Сначала, я думаю не подавать виду, что удивлена его появлением - обеими руками сжимаю стальные прутья и неотрывно смотрю на панораму Олимпа, но чем дольше он стоит около меня, тем сильнее мое желание заглянуть в его большие темные глаза, может быть на этот раз разглядеть в них такую ожидаемую мной симпатию. Жду еще немного. Он не уходит. Думаю, как и я смотрит на мраморный город, таящий в себе пожар бунта, и когда молчание становится невыносимым, я оборачиваюсь к нему.

- Не уверенна, что со мной все в порядке. - не хотела так говорить, прозвучало, словно я вовсе не имею ввиду состояние здоровья, а между строк намекаю на его приступ агрессии.

- Нравится? - не глядя на меня, кивает он головой в сторону города. Устремленный взгляд, холоден и загадочен. Тусклое солнце обратило его образ в грязный белый цвет, точно он, как и весь город перед нами, сделан из мрамора. Секунды я рассматриваю его, но когда Лео поворачивает ко мне голову, спешно возвращаюсь к созерцанию Олимпа.

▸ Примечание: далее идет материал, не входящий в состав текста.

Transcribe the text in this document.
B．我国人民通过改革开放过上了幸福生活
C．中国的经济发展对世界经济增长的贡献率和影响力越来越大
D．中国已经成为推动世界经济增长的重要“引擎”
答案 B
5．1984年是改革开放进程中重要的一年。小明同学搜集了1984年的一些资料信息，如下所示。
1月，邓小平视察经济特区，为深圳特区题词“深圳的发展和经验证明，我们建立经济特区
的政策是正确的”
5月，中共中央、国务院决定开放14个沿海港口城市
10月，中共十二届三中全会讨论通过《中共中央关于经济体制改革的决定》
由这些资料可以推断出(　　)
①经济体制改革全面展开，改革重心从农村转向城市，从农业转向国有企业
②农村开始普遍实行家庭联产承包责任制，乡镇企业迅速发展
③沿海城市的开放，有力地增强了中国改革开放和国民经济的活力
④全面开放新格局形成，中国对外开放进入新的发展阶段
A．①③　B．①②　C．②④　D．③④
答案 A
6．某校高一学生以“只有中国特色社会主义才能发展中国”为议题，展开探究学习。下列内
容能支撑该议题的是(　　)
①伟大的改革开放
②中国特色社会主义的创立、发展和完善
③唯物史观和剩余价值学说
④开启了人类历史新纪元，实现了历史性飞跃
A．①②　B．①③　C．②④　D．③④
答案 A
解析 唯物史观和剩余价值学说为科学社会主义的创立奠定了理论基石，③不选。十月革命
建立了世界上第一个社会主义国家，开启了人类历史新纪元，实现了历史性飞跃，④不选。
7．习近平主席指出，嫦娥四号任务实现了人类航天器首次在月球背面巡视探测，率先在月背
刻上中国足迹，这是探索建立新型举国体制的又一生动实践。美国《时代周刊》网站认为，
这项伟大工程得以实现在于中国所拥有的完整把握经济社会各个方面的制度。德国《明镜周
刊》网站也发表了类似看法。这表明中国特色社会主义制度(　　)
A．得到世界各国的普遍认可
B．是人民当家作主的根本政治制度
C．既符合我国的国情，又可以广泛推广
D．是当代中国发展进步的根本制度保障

Сердце бьется не в такт. Липкие ладони сильно стискивают черные прутья ворот, кажется, скоро по ним потечет моя кровь. Я неслышно делаю глубокий вдох, намереваясь ответить ему уверенным будничным тоном, будто меня ни капли не тронуло его поведение накануне.

- Я бы не смогла здесь жить. - произношу я. Слова искренние.

А сама тут же про себя анализирую, как прозвучал мой голос со стороны, не было ли заметно мое волнение.

Решаюсь на короткий взгляд, ни к чему не обязывающий и понимаю, что он вроде растерялся. Вопросительно поднимаю бровь, беззвучно спрашивая: что не так? Но сердце мое обливается кровью, когда приходится смотреть ему прямо в глаза, еще и претворяясь спокойной.

- А я-то думал, что ты хотя бы сейчас разозлишься, или даже попытаешься удрать… Хочу чтоб ты знала, я не жалею о случившемся. - никакой растерянности больше нет. Одна надменность и пренебрежение.

Нагревающийся механизм в моей груди, приходит в полное действие, я впервые хочу броситься на него, начать колотить, кричать и пытаться достучаться до его души, понять наконец, что он чувствует, почему ведет себя так, словно я ничтожество! Мне уже надоели игры, которые он еще даже не обозначил! Есть ли в нем хоть капля симпатии, за которую я готова отдать половину своей жизни!?

- Кажется, ты просил не говорить с тобой? Тогда будь добр, не заводи разговоров первым. - окинув его презрительным взглядом ставлю я точку.

Я поражена собственной смелостью; впервые я не отмолчалась и не сказала чего-нибудь, выставляющего меня еще большей дурачкой, а достойно парировала, оставив за собой последнее слово. Отворачиваюсь и иду по направлению к машине.

Лео точно смотрит мне вслед. Я скидываю с плеч одеяло и демонстративно отшвыриваю его в сторону. Я следую первым побуждениям, приходящим в голову, сама не представляя какие за этим могут последовать события.

Сначала я снимаю куртку, затем через голову освобождаюсь от черной футболки и, не смотря ни на Афину, ни на Спартака, тянусь за скомканным платьем, в котором прибыла на Окраину. В мгновение я уже такая, какой была несколько дней назад: типичная представительница византийской богемы, только вот все это - показательное выступление!